Another potential achievement of NextEra Energy is the fact that it will probably become the first utility that reaches a market cap of $100 B. The stock currently has a market cap of $90 B. Thanks to its exciting growth prospects, it is likely to reach the milestone of $100 B the latest in two years.
Resilience to downturns
Like most utilities, NextEra Energy is resilient to recessions. Consumers do not reduce their electricity consumption even under the most adverse economic conditions. In the Great Recession, when most companies saw their earnings collapse, NextEra Energy saw its earnings per share fall just 1%.
As a recession has not shown up for a whole decade, the resilience of NextEra Energy is a very important feature, which should not be underestimated by investors. The shareholders of NextEra Energy will continue to benefit from the strong growth trajectory of the company while they can also rest assured that the stock will remain resilient whenever the next bear market shows up.
The defensive behavior of NextEra Energy was evident in the Christmas sell-off. While S&P plunged 16% in less than three weeks in December, NextEra Energy shed only 2% over the same period. Whenever the next bear market shows up, investors can rest assured that the stock will outperform the index by a wide margin once again.

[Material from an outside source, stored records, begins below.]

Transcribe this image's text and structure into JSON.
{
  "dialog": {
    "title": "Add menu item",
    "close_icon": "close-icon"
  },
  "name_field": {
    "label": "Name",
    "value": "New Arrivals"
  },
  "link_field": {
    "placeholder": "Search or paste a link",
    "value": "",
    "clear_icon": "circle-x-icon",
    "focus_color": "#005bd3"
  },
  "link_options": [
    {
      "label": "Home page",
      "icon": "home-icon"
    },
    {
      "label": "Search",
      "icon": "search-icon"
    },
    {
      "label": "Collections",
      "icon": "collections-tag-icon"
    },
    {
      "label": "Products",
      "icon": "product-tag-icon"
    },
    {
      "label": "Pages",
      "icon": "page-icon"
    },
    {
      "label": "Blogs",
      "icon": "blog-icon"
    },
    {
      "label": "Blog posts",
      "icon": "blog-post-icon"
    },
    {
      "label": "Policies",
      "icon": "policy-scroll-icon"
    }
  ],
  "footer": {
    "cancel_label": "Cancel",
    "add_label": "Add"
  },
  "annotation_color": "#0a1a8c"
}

NextEra Energy offers a lower current dividend yield than most utilities but it is an exceptional utility stock. It has an impressive record of earnings and dividend growth while it still has ample room to keep growing for several years. Moreover, in contrast to most utilities, it has a low amount of debt and posts decent free cash flows. Furthermore, it is markedly resilient during recessions and bear markets. It thus offers a unique combination of features to its shareholders - high growth and resilience to downturns. This combination is paramount, given that the ongoing bull market has become the longest in history and thus S&P has limited upside potential, with significant downside risk.
Disclosure: I/we have no positions in any stocks mentioned, and no plans to initiate any positions within the next 72 hours. I wrote this article myself, and it expresses my own opinions. I am not receiving compensation for it (other than from Seeking Alpha). I have no business relationship with any company whose stock is mentioned in this article.